Formula & how it works
Coffee dose is total water ÷ ratio. Bloom water is coffee × bloom factor, and the remaining water is split evenly: (total − bloom) ÷ pours per pour.
The schedule shows cumulative scale targets, so you pour up to each running total rather than measuring each pour separately.
Worked example
With 400 g of water at 1:16, the dose is 25 g of coffee. A 2× bloom is 50 g of water. That leaves 350 g split over two pours, 175 g each — so on the scale you bloom to 50 g, pour to 225 g, then finish at 400 g.
Pouring with intention
The bloom sets up the brew
Fresh coffee releases carbon dioxide when it first meets water. Wetting all the grounds with a small bloom and pausing thirty to forty-five seconds lets that gas escape, so the main pours saturate evenly instead of channeling around gas pockets. Fresher beans bloom more vigorously.

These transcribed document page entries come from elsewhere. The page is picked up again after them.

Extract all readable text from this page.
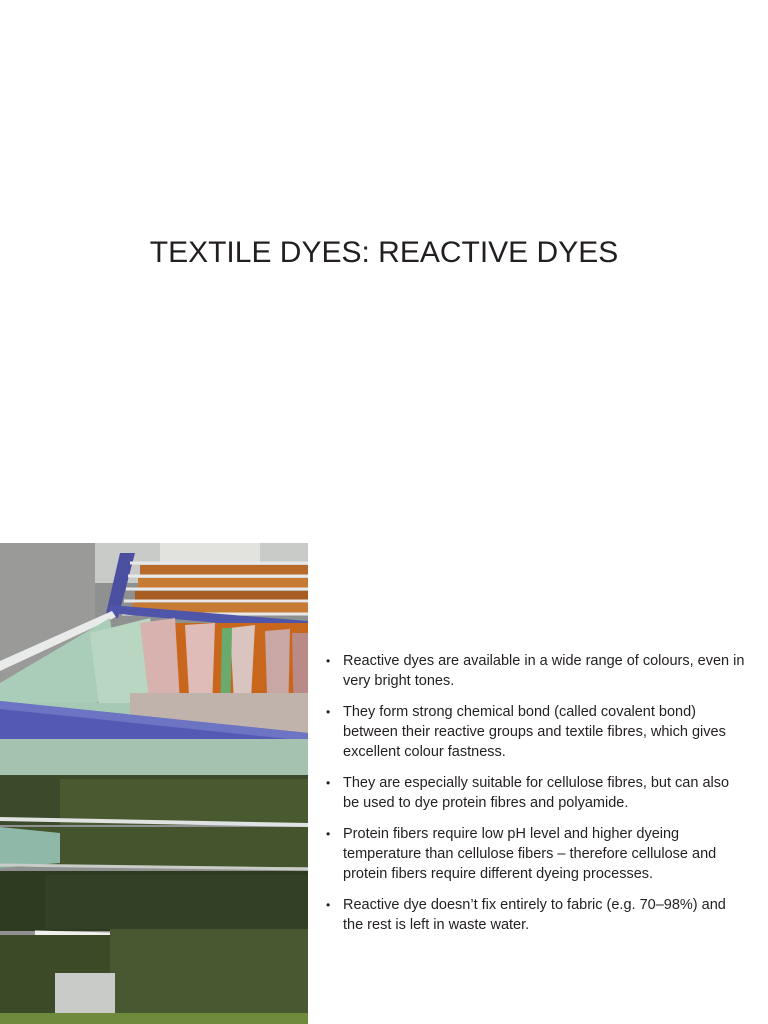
TEXTILE DYES: REACTIVE DYES
• Reactive dyes are available in a wide range of colours, even in very bright tones.
• They form strong chemical bond (called covalent bond) between their reactive groups and textile fibres, which gives excellent colour fastness.
• They are especially suitable for cellulose fibres, but can also be used to dye protein fibres and polyamide.
• Protein fibers require low pH level and higher dyeing temperature than cellulose fibers – therefore cellulose and protein fibers require different dyeing processes.
• Reactive dye doesn’t fix entirely to fabric (e.g. 70–98%) and the rest is left in waste water.
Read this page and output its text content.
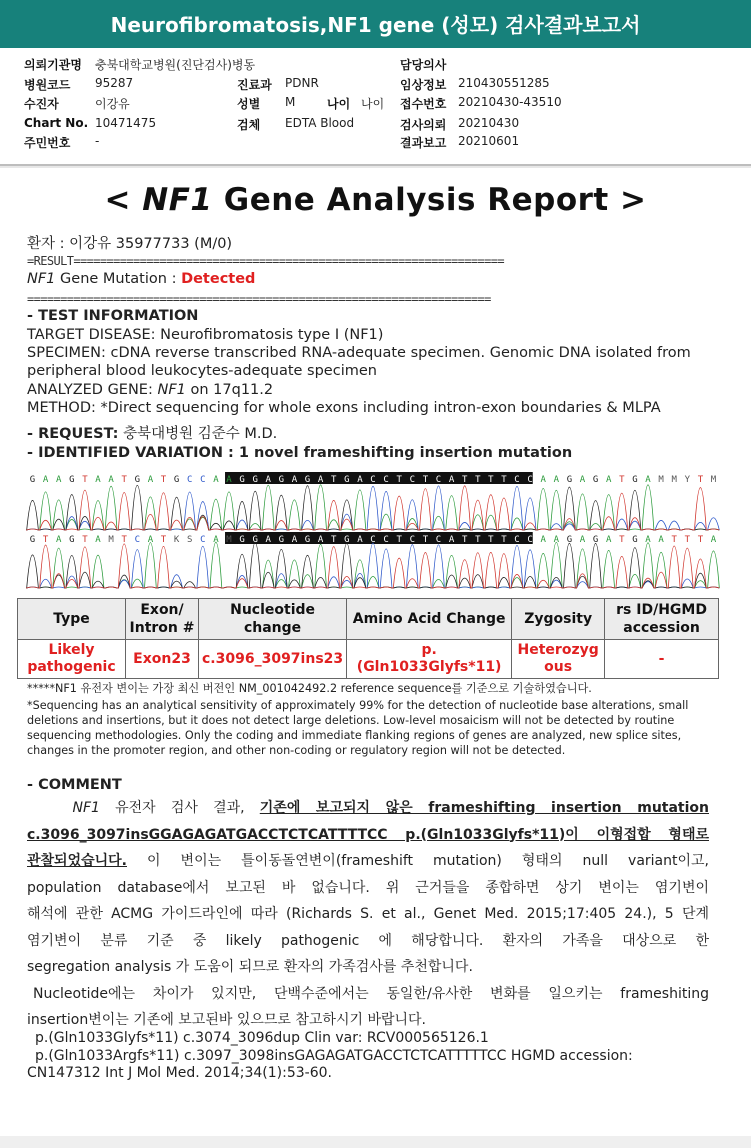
Neurofibromatosis,NF1 gene (성모) 검사결과보고서
의뢰기관명 충북대학교병원(진단검사)병동	담당의사
병원코드 95287	진료과 PDNR	임상정보 210430551285
수진자	이강유	성별 M	나이 나이 접수번호 20210430-43510
Chart No. 10471475	검체 EDTA Blood	검사의뢰 20210430
주민번호 -	결과보고 20210601
< NF1 Gene Analysis Report >
환자 : 이강유 35977733 (M/0)
=RESULT=================================================================
NF1 Gene Mutation : Detected
======================================================================
- TEST INFORMATION
TARGET DISEASE: Neurofibromatosis type I (NF1)
SPECIMEN: cDNA reverse transcribed RNA-adequate specimen. Genomic DNA isolated from
peripheral blood leukocytes-adequate specimen
ANALYZED GENE: NF1 on 17q11.2
METHOD: *Direct sequencing for whole exons including intron-exon boundaries & MLPA
- REQUEST: 충북대병원 김준수 M.D.
- IDENTIFIED VARIATION : 1 novel frameshifting insertion mutation
G A A G T A A T G A T G C C A A G G A G A G A T G A C C T C T C A T T T T C C A A G A G A T G A M M Y T M
G T A G T A M T C A T K S C A M G G A G A G A T G A C C T C T C A T T T T C C A A G A G A T G A A T T T A
Type	Exon/ Intron #	Nucleotide change	Amino Acid Change	Zygosity	rs ID/HGMD accession
Likely pathogenic	Exon23	c.3096_3097ins23	p.(Gln1033Glyfs*11)	Heterozyg ous	-
*****NF1 유전자 변이는 가장 최신 버전인 NM_001042492.2 reference sequence를 기준으로 기술하였습니다.
*Sequencing has an analytical sensitivity of approximately 99% for the detection of nucleotide base alterations, small deletions and insertions, but it does not detect large deletions. Low-level mosaicism will not be detected by routine sequencing methodologies. Only the coding and immediate flanking regions of genes are analyzed, new splice sites, changes in the promoter region, and other non-coding or regulatory region will not be detected.
- COMMENT
NF1 유전자 검사 결과, 기존에 보고되지 않은 frameshifting insertion mutation
c.3096_3097insGGAGAGATGACCTCTCATTTTCC p.(Gln1033Glyfs*11)이 이형접합 형태로
관찰되었습니다. 이 변이는 틀이동돌연변이(frameshift mutation) 형태의 null variant이고,
population database에서 보고된 바 없습니다. 위 근거들을 종합하면 상기 변이는 염기변이
해석에 관한 ACMG 가이드라인에 따라 (Richards S. et al., Genet Med. 2015;17:405 24.), 5 단계
염기변이 분류 기준 중 likely pathogenic 에 해당합니다. 환자의 가족을 대상으로 한
segregation analysis 가 도움이 되므로 환자의 가족검사를 추천합니다.
Nucleotide에는 차이가 있지만, 단백수준에서는 동일한/유사한 변화를 일으키는 frameshiting
insertion변이는 기존에 보고된바 있으므로 참고하시기 바랍니다.
p.(Gln1033Glyfs*11) c.3074_3096dup Clin var: RCV000565126.1
p.(Gln1033Argfs*11) c.3097_3098insGAGAGATGACCTCTCATTTTTCC HGMD accession:
CN147312 Int J Mol Med. 2014;34(1):53-60.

Even pours, even extraction
Splitting the remaining water into equal pours keeps the coffee bed submerged at a steady level and maintains temperature, both of which push toward uniform extraction. Pouring in slow spirals from the center outward avoids driving grounds up the sides where they under-extract.
Adjust by taste, then by ratio
If the cup tastes sharp and sour it is likely under-extracted — grind finer or slow the pours. If it is hollow and bitter, it is over-extracted — grind coarser or pour a touch faster. Once the grind is dialed in, the ratio becomes your simple strength dial.